Jesús Burgos Maciá

Ruby, I love you but you're bringing me down


Ruby is great, I find it super expressive and concise. But sometimes you find corner cases which are very hard to explain. During an interview on the philosophy of Ruby, Matz said:

Sometimes people jot down pseudo-code on paper. If that pseudo-code runs directly on their computers, it’s best, isn’t it?

Yukihiro Matsumoto, creator of Ruby

So clearly it’s important for this language to be readable by humans, I guess that’s the reason why this language isn’t as mathematically strict as many others. It aims to be easily understood and it doesn’t even have a standard specification.

The lack of a spec sometimes makes it impossible to reason about whether something is wrong or intended within the language. And I have one example of this.

Take the following program:

def some_method(x)
  x.class
end
a = false
b = 42

Sometimes you hit confusing features but you quickly find a good explanation:

some_method(a || b)    # => Integer (ok, as expected)
some_method a || b     # => Integer (ok)
some_method((a || b))  # => Integer (ok)
some_method a or b     # => FalseClass (ok?)

This may be confusing but makes perfect sense. While you can use both the or operator and the || they’re not exactly the same. The or & and operators have a much lower precedence, so the last call is equivalent to some_method(a) or b. Here’s another blog post by Preston Lee on these operators if you’re very interested. So far Ruby is clear enough.

On the following example, a good explanation isn’t found that easily:

some_method((a or b))  # => 42 (ok)
some_method (a or b)   # => 42 (ok)
some_method(a or b)    # SyntaxError (Hmm)

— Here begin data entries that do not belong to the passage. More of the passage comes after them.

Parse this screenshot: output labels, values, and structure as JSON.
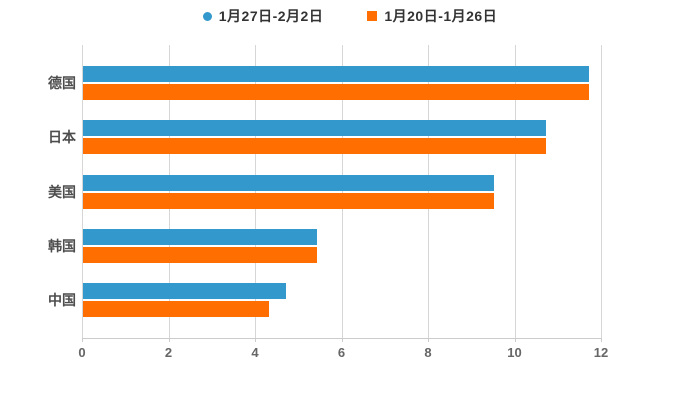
{
  "legend": {
    "items": [
      {
        "label": "1月27日-2月2日",
        "marker": "circle",
        "color": "#3398cc"
      },
      {
        "label": "1月20日-1月26日",
        "marker": "square",
        "color": "#ff6e00"
      }
    ]
  },
  "chart_data": {
    "type": "bar",
    "orientation": "horizontal",
    "title": "",
    "categories": [
      "德国",
      "日本",
      "美国",
      "韩国",
      "中国"
    ],
    "series": [
      {
        "name": "1月27日-2月2日",
        "color": "#3398cc",
        "values": [
          11.7,
          10.7,
          9.5,
          5.4,
          4.7
        ]
      },
      {
        "name": "1月20日-1月26日",
        "color": "#ff6e00",
        "values": [
          11.7,
          10.7,
          9.5,
          5.4,
          4.3
        ]
      }
    ],
    "xlim": [
      0,
      12
    ],
    "xticks": [
      0,
      2,
      4,
      6,
      8,
      10,
      12
    ],
    "grid": true,
    "legend_position": "top",
    "xlabel": "",
    "ylabel": "",
    "colors": {
      "grid": "#d6d6d6",
      "axis": "#cccccc",
      "tick_label": "#666666",
      "category_label": "#4d4d4d",
      "legend_label": "#333333",
      "background": "#ffffff"
    }
  }
}
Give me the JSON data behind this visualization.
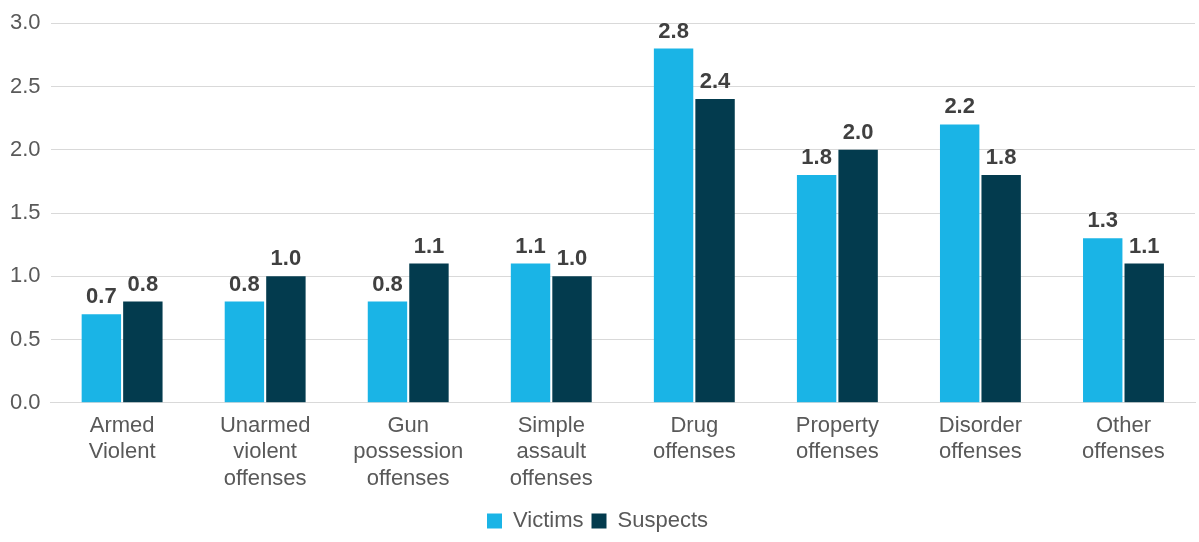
{
  "chart_data": {
    "type": "bar",
    "categories": [
      "Armed Violent",
      "Unarmed violent offenses",
      "Gun possession offenses",
      "Simple assault offenses",
      "Drug offenses",
      "Property offenses",
      "Disorder offenses",
      "Other offenses"
    ],
    "series": [
      {
        "name": "Victims",
        "color": "#1ab4e6",
        "values": [
          0.7,
          0.8,
          0.8,
          1.1,
          2.8,
          1.8,
          2.2,
          1.3
        ],
        "value_labels": [
          "0.7",
          "0.8",
          "0.8",
          "1.1",
          "2.8",
          "1.8",
          "2.2",
          "1.3"
        ]
      },
      {
        "name": "Suspects",
        "color": "#033b4e",
        "values": [
          0.8,
          1.0,
          1.1,
          1.0,
          2.4,
          2.0,
          1.8,
          1.1
        ],
        "value_labels": [
          "0.8",
          "1.0",
          "1.1",
          "1.0",
          "2.4",
          "2.0",
          "1.8",
          "1.1"
        ]
      }
    ],
    "ylim": [
      0,
      3
    ],
    "yticks": [
      {
        "value": 0,
        "label": "0.0"
      },
      {
        "value": 0.5,
        "label": "0.5"
      },
      {
        "value": 1,
        "label": "1.0"
      },
      {
        "value": 1.5,
        "label": "1.5"
      },
      {
        "value": 2,
        "label": "2.0"
      },
      {
        "value": 2.5,
        "label": "2.5"
      },
      {
        "value": 3,
        "label": "3.0"
      }
    ],
    "grid": "y",
    "legend": "bottom"
  }
}
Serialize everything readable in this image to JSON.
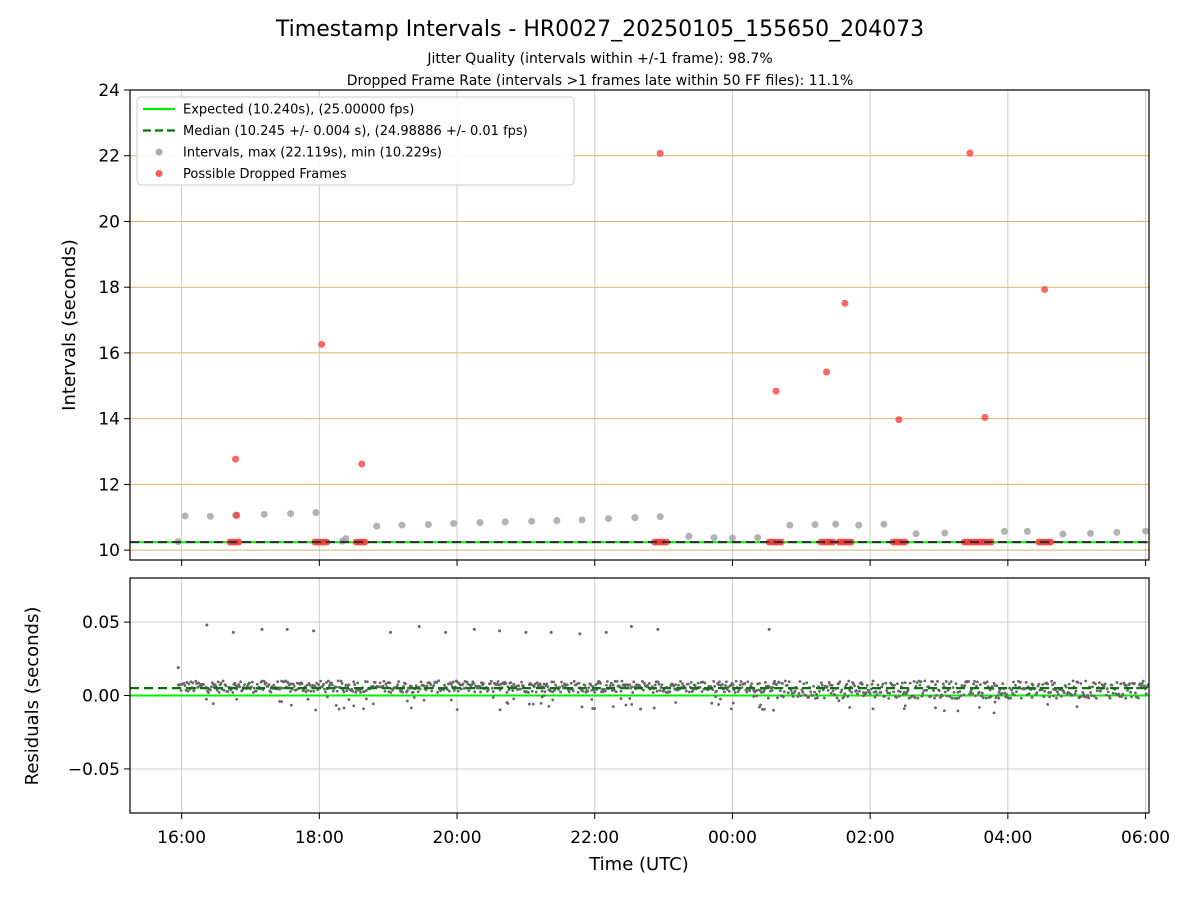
{
  "title": "Timestamp Intervals - HR0027_20250105_155650_204073",
  "subtitle_jitter": "Jitter Quality (intervals within +/-1 frame): 98.7%",
  "subtitle_dropped": "Dropped Frame Rate (intervals >1 frames late within 50 FF files): 11.1%",
  "colors": {
    "expected": "#00ee00",
    "median": "#007700",
    "interval": "#999999",
    "dropped": "#ff3333",
    "residual": "#666666",
    "hgrid_top": "#d4b96a",
    "grid": "#cccccc",
    "median_overlay": "#333333"
  },
  "chart_data": [
    {
      "type": "scatter",
      "name": "intervals-panel",
      "ylabel": "Intervals (seconds)",
      "ylim": [
        9.7,
        24
      ],
      "yticks": [
        10,
        12,
        14,
        16,
        18,
        20,
        22,
        24
      ],
      "xlim": [
        "15:15",
        "06:03"
      ],
      "xticks": [
        "16:00",
        "18:00",
        "20:00",
        "22:00",
        "00:00",
        "02:00",
        "04:00",
        "06:00"
      ],
      "grid": true,
      "legend_position": "top-left",
      "legend": [
        "Expected (10.240s), (25.00000 fps)",
        "Median (10.245 +/- 0.004 s), (24.98886 +/- 0.01 fps)",
        "Intervals, max (22.119s), min (10.229s)",
        "Possible Dropped Frames"
      ],
      "expected_line": 10.24,
      "median_line": 10.245,
      "series": [
        {
          "name": "Intervals, max (22.119s), min (10.229s)",
          "points": [
            [
              "15:57",
              10.26
            ],
            [
              "16:03",
              11.04
            ],
            [
              "16:25",
              11.03
            ],
            [
              "16:47",
              11.06
            ],
            [
              "17:12",
              11.09
            ],
            [
              "17:35",
              11.11
            ],
            [
              "17:57",
              11.14
            ],
            [
              "18:20",
              10.27
            ],
            [
              "18:23",
              10.35
            ],
            [
              "18:50",
              10.73
            ],
            [
              "19:12",
              10.76
            ],
            [
              "19:35",
              10.78
            ],
            [
              "19:57",
              10.81
            ],
            [
              "20:20",
              10.84
            ],
            [
              "20:42",
              10.86
            ],
            [
              "21:05",
              10.88
            ],
            [
              "21:27",
              10.9
            ],
            [
              "21:49",
              10.92
            ],
            [
              "22:12",
              10.96
            ],
            [
              "22:35",
              10.99
            ],
            [
              "22:57",
              11.02
            ],
            [
              "23:22",
              10.42
            ],
            [
              "23:44",
              10.38
            ],
            [
              "00:00",
              10.37
            ],
            [
              "00:22",
              10.38
            ],
            [
              "00:50",
              10.76
            ],
            [
              "01:12",
              10.78
            ],
            [
              "01:30",
              10.79
            ],
            [
              "01:50",
              10.76
            ],
            [
              "02:12",
              10.79
            ],
            [
              "02:40",
              10.5
            ],
            [
              "03:05",
              10.52
            ],
            [
              "03:57",
              10.57
            ],
            [
              "04:17",
              10.57
            ],
            [
              "04:48",
              10.49
            ],
            [
              "05:12",
              10.51
            ],
            [
              "05:35",
              10.54
            ],
            [
              "06:00",
              10.58
            ]
          ]
        },
        {
          "name": "Possible Dropped Frames",
          "points": [
            [
              "16:47",
              12.77
            ],
            [
              "16:48",
              11.06
            ],
            [
              "18:02",
              16.26
            ],
            [
              "18:37",
              12.62
            ],
            [
              "22:57",
              22.07
            ],
            [
              "00:38",
              14.84
            ],
            [
              "01:22",
              15.42
            ],
            [
              "01:38",
              17.51
            ],
            [
              "02:25",
              13.97
            ],
            [
              "03:27",
              22.08
            ],
            [
              "03:40",
              14.04
            ],
            [
              "04:32",
              17.93
            ]
          ],
          "baseline_clusters": [
            [
              "16:42",
              "16:52"
            ],
            [
              "17:56",
              "18:08"
            ],
            [
              "18:32",
              "18:42"
            ],
            [
              "22:52",
              "23:03"
            ],
            [
              "00:32",
              "00:45"
            ],
            [
              "01:17",
              "01:29"
            ],
            [
              "01:33",
              "01:45"
            ],
            [
              "02:20",
              "02:32"
            ],
            [
              "03:22",
              "03:47"
            ],
            [
              "04:27",
              "04:40"
            ]
          ]
        }
      ]
    },
    {
      "type": "scatter",
      "name": "residuals-panel",
      "ylabel": "Residuals (seconds)",
      "xlabel": "Time (UTC)",
      "ylim": [
        -0.08,
        0.08
      ],
      "yticks": [
        0.05,
        0.0,
        -0.05
      ],
      "ytick_labels": [
        "0.05",
        "0.00",
        "−0.05"
      ],
      "xlim": [
        "15:15",
        "06:03"
      ],
      "xticks": [
        "16:00",
        "18:00",
        "20:00",
        "22:00",
        "00:00",
        "02:00",
        "04:00",
        "06:00"
      ],
      "grid": true,
      "expected_line": 0.0,
      "median_line": 0.005,
      "outliers": [
        [
          "15:57",
          0.019
        ],
        [
          "16:22",
          0.048
        ],
        [
          "16:45",
          0.043
        ],
        [
          "17:10",
          0.045
        ],
        [
          "17:32",
          0.045
        ],
        [
          "17:55",
          0.044
        ],
        [
          "19:02",
          0.043
        ],
        [
          "19:27",
          0.047
        ],
        [
          "19:50",
          0.043
        ],
        [
          "20:15",
          0.045
        ],
        [
          "20:37",
          0.044
        ],
        [
          "21:00",
          0.043
        ],
        [
          "21:22",
          0.043
        ],
        [
          "21:47",
          0.042
        ],
        [
          "22:10",
          0.043
        ],
        [
          "22:32",
          0.047
        ],
        [
          "22:55",
          0.045
        ],
        [
          "00:32",
          0.045
        ]
      ],
      "bands": [
        {
          "from": "15:57",
          "to": "00:35",
          "center": 0.006,
          "spread": 0.004,
          "low_scatter": -0.01
        },
        {
          "from": "00:35",
          "to": "06:03",
          "center": 0.004,
          "spread": 0.006,
          "low_scatter": -0.012
        }
      ]
    }
  ]
}
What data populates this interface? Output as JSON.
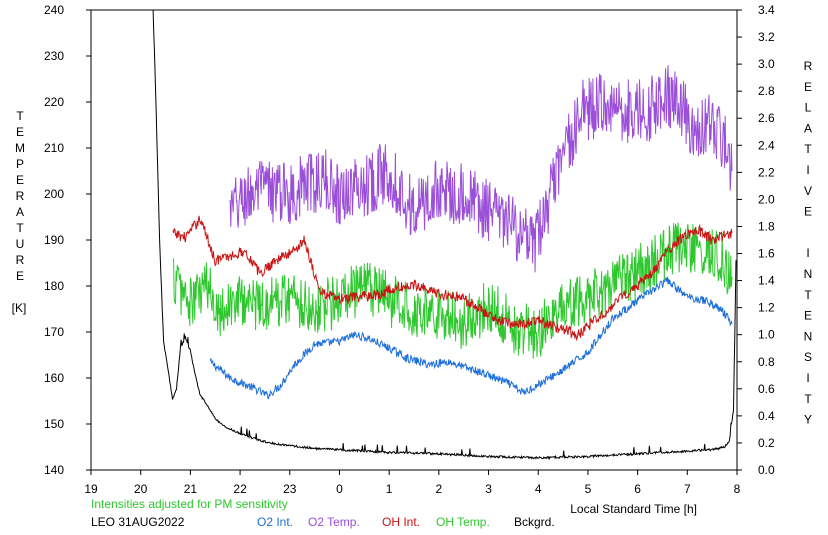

That’s certainly confusing, there’s no ambiguity in the last line so I would expect its syntax to be as valid as the other two lines.

I really have no idea if this is a bug or expected behavior. It might happen that this isn’t documented or described anywhere and if that’s the case the only person who can answer that question is Matz.

¯\_(ツ)_/¯

Postface and further read

The claim of this article, that Ruby lacks a strict unambiguous specification could be argued. So for those who aren’t aware of this topic, find below a brief walkthrough with links to sources to catch up.

There’s a ISO Ruby spec, but it got deprecated pretty much since it was released. This document is useless today.

Acording to JRuby’s project leader Charles Nutter, Ruby’s spec is the set of existing Ruby programs. That’s a very volatile definition in my opinion, but he’s right.

Rubinius creator Evan Phoenix created RubySpec in 2006, a project to test Ruby implementations with actual code but this never got adopted by the MRI. Despite the project being dead now, the same idea was continued by The Ruby Spec Suite. And that’s the closest thing to a spec we currently have.